5. Make sure of his social media sites that he promotes himself through, by checking the reviews, by taking a random sample of reviews and making sure of the identity of their owners, and that the reviews take a traditional pattern, and are not fake or paid reviews.
6. Check the expert's website, by going to some website specialists, or specialists in the labor market that the expert specializes in, and show them his website, to give their comments, in addition to browsing the website and looking at its history, licenses, and the entities that the expert indicates that they rely on his analyses and opinions.
7. Ask about the expert through the competent authorities, such as the entities that grant licenses, such as the financial market authorities, or the official specialized institutes, or the unions to which this expert belongs.
8. Check the names of the professional certificates that the expert publishes, to find out how serious these certificates are, and the extent to which they relate to the experience that he claims to have.
Conclusion:
From the above information, it is clear that distinguishing between real financial experts and fake gurus is essential to protecting investments and maintaining market stability.
Fake gurus often use exaggerated confidence, vague details, and aggressive tactics to deceive, while real experts have proven qualifications, transparency, and documented experience.
To avoid falling victim to these scams, investors should carefully check qualifications, seek tangible proof of expertise, and evaluate online presence and reviews.
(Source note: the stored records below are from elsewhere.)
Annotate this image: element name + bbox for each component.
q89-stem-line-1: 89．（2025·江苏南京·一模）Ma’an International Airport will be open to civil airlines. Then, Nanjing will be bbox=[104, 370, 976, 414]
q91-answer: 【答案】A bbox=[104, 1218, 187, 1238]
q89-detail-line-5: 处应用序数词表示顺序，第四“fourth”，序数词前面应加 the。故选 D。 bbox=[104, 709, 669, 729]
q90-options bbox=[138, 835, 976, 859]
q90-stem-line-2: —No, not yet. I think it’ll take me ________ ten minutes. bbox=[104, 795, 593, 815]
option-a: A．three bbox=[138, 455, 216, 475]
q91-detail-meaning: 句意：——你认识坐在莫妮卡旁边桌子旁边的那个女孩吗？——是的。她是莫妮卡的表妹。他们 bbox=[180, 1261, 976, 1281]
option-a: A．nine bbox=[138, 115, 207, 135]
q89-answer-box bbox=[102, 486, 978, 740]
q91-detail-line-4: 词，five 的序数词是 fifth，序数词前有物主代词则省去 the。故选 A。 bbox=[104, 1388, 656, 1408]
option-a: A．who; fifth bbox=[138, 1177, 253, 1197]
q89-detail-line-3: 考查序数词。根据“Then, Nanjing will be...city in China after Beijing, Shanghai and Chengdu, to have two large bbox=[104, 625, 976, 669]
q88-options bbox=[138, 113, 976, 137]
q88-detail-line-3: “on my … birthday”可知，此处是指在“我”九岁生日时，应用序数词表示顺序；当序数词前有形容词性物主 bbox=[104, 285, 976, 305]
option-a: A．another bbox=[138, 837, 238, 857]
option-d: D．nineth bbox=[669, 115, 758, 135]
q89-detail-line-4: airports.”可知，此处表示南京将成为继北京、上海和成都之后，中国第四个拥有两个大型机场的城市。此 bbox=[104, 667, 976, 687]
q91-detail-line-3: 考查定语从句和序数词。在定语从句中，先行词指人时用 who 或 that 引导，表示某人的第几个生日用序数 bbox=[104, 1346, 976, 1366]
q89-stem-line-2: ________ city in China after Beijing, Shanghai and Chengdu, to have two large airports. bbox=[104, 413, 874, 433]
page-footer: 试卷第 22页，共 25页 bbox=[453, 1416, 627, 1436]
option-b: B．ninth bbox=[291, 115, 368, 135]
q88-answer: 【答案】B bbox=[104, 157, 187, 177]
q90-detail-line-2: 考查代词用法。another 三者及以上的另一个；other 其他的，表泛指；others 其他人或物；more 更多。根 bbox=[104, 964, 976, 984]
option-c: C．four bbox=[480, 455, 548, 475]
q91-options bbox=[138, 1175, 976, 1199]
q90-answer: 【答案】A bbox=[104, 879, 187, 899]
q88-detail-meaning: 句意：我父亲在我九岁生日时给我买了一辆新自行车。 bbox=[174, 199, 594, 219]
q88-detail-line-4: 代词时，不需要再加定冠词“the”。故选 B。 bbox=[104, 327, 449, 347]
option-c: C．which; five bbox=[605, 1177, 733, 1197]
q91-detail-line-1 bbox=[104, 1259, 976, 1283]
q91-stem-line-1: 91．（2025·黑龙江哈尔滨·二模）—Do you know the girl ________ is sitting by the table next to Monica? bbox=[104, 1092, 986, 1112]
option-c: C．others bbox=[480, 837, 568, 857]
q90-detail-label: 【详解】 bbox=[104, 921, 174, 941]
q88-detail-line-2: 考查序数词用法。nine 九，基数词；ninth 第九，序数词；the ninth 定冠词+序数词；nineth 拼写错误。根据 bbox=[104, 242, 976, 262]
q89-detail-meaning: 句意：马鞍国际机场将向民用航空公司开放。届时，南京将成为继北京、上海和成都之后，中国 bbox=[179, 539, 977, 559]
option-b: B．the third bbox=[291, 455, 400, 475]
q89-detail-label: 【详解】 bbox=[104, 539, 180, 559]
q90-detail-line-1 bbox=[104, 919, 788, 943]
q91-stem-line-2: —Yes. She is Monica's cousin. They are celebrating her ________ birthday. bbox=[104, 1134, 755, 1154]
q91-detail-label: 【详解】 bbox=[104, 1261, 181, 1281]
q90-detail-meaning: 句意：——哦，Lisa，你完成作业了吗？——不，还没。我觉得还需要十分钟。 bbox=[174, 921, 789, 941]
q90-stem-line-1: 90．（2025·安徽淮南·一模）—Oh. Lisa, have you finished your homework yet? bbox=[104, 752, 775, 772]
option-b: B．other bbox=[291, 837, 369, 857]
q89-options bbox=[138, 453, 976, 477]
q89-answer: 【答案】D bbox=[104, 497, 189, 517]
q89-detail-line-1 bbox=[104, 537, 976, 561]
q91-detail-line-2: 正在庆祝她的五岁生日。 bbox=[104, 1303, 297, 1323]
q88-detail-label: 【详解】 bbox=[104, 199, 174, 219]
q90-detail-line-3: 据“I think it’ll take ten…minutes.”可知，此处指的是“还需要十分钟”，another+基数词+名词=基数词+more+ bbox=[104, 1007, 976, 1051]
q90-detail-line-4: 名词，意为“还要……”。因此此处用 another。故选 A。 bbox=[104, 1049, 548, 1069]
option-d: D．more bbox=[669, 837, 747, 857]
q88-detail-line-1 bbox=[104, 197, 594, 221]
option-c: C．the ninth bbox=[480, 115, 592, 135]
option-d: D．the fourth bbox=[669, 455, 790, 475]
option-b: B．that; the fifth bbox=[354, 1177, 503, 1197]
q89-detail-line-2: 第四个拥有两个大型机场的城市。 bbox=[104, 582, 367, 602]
By being vigilant, individuals can protect themselves from misleading numbers and make informed financial decisions.
Disclaimer: The content published above has been prepared by CFI for informational purposes only and should not be considered as investment advice. Any view expressed does not constitute a personal recommendation or solicitation to buy or sell. The information provided does not have regard to the specific investment objectives, financial situation, and needs of any specific person who may receive it, and is not held out as independent investment research and may have been acted upon by persons connected with CFI. Market data is derived from independent sources believed to be reliable, however, CFI makes no guarantee of its accuracy or completeness, and accepts no responsibility for any consequence of its use by recipients.